Identifiers
- Symbol: Orf10_SARS-CoV-2
- InterPro: IPR044342

Available protein structures:
- PDB: IPR044342
- AlphaFold: IPR044342;

= ORF10 =

Open reading frame found in the genome of the SARS-CoV-2 coronavirus

ORF10 is an open reading frame (ORF) found in the genome of the SARS-CoV-2 coronavirus. It is 38 codons long. It is not conserved in all Sarbecoviruses (including SARS-CoV). In studies prompted by the COVID-19 pandemic, ORF10 attracted research interest as one of two viral accessory protein genes not conserved between SARS-CoV and SARS-CoV-2 and was initially described as a protein-coding gene likely under positive selection. However, although it is sometimes included in lists of SARS-CoV-2 accessory genes, experimental and bioinformatics evidence suggests ORF10 is likely not a functional protein-coding gene.

==Properties==
ORF10 is located downstream of the N gene, which encodes coronavirus nucleocapsid protein. It is the annotated open reading frame closest to the 3' end of the genome. It encodes a 38-amino acid hypothetical protein.

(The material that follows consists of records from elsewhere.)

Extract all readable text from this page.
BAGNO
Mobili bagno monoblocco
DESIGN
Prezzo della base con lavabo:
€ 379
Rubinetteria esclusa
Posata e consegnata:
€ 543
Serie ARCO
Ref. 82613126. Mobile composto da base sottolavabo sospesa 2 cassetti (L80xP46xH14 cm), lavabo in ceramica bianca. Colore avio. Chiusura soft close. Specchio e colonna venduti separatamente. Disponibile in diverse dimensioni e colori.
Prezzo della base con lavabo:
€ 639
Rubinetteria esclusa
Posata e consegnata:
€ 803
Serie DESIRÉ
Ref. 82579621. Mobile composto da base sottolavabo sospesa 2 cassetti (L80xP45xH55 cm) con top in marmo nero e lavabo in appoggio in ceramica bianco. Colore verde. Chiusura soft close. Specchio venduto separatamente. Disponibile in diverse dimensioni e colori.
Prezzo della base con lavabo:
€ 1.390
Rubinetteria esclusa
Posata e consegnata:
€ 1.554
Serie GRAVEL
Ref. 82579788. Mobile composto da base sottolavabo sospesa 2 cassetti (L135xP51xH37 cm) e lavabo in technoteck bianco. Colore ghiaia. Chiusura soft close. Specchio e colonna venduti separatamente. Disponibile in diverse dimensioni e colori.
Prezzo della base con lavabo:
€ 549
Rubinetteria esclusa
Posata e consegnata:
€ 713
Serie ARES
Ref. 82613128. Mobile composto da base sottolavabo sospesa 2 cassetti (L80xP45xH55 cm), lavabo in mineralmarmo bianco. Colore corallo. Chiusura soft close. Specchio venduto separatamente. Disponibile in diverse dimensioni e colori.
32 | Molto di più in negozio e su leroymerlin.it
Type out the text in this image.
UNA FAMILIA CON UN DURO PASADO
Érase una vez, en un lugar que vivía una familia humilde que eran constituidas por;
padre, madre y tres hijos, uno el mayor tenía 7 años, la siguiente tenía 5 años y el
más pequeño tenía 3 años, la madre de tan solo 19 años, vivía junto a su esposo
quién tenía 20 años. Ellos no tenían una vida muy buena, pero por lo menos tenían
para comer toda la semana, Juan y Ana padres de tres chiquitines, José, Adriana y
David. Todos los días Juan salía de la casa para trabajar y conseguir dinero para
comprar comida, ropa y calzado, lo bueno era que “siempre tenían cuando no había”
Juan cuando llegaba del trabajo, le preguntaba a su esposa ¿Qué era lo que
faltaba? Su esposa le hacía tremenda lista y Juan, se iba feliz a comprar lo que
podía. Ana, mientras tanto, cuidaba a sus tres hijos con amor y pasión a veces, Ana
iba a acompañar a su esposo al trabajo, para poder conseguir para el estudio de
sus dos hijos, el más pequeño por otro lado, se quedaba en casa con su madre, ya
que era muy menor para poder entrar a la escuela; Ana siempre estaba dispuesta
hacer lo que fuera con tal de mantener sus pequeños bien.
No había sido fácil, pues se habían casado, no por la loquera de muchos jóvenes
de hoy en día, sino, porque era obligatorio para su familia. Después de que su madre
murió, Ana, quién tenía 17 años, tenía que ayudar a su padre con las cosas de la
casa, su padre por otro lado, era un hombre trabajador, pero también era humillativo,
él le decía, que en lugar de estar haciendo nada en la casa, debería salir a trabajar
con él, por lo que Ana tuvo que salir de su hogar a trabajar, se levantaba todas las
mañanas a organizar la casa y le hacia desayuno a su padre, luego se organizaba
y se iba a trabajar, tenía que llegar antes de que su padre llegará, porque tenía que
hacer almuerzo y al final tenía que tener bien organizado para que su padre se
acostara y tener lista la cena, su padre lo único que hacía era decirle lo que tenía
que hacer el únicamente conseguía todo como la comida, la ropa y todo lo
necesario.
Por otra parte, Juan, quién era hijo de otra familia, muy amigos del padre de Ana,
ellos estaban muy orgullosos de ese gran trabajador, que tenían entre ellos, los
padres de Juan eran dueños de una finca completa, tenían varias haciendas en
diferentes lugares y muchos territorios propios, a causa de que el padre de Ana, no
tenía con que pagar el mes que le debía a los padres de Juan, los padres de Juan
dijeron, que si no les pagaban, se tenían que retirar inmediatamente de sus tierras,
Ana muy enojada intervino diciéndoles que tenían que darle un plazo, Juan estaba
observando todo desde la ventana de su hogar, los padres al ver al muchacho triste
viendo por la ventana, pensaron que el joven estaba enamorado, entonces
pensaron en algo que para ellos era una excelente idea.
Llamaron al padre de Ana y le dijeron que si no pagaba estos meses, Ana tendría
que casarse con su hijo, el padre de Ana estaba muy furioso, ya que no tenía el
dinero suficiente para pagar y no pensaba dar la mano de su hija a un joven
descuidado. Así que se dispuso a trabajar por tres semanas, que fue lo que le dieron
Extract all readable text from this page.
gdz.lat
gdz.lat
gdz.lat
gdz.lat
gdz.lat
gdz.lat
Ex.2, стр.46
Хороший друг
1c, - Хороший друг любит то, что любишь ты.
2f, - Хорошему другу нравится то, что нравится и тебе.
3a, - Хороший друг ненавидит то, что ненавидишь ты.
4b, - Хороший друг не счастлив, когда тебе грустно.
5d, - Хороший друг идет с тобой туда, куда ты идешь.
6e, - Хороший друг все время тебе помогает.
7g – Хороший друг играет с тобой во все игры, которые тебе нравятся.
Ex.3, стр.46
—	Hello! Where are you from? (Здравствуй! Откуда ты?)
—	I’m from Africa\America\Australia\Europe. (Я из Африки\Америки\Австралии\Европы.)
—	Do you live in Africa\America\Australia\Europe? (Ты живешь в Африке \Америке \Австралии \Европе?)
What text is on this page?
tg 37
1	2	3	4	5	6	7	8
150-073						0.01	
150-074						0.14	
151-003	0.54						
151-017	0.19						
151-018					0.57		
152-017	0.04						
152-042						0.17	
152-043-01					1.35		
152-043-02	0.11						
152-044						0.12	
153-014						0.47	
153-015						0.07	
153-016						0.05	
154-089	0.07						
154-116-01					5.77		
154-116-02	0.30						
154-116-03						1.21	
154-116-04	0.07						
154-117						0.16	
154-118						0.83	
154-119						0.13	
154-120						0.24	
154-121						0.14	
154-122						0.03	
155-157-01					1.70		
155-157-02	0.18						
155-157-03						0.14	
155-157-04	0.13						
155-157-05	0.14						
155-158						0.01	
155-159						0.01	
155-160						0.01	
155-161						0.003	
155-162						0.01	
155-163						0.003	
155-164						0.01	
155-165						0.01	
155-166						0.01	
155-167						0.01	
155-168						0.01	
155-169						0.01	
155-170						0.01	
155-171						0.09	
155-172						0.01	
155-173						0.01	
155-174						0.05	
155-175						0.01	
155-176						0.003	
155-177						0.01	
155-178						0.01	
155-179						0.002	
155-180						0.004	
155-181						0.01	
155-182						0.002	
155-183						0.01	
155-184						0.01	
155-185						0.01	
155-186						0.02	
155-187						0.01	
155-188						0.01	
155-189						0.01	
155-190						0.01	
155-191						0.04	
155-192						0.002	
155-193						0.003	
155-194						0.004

==Expression and function==
It is unlikely that ORF10 is translated under natural conditions, since subgenomic RNA containing the ORF10 region is not detected, though there is some ribosome footprinting signal. When experimentally overexpressed, the ORF10 protein has been reported to interact with ZYG11B and its cullin-RING ligase protein complex. However, this interaction has been shown to be dispensable in in vitro studies of the viral life cycle.

==Evolution==
Some studies of SARS-CoV-2 genomes have described ORF10 as likely to be functional and under positive selection. However, premature stop codons have been identified in SARS-CoV-2 variants and in many Sarbecovirus sequences, suggesting that the putative protein product is not essential for viral replication. Loss of ORF10 has also shown no effect on replication under experimental conditions in vitro. It has been suggested through bioinformatics analysis that apparent sequence conservation in SARS-CoV-2 ORF10 may not be due to a protein-coding function, but instead due to conserved RNA secondary structure in the region. The conserved region, which extends beyond ORF10 itself, overlaps with the coronavirus 3' UTR pseudoknot region, a secondary structure known to be involved in genome replication.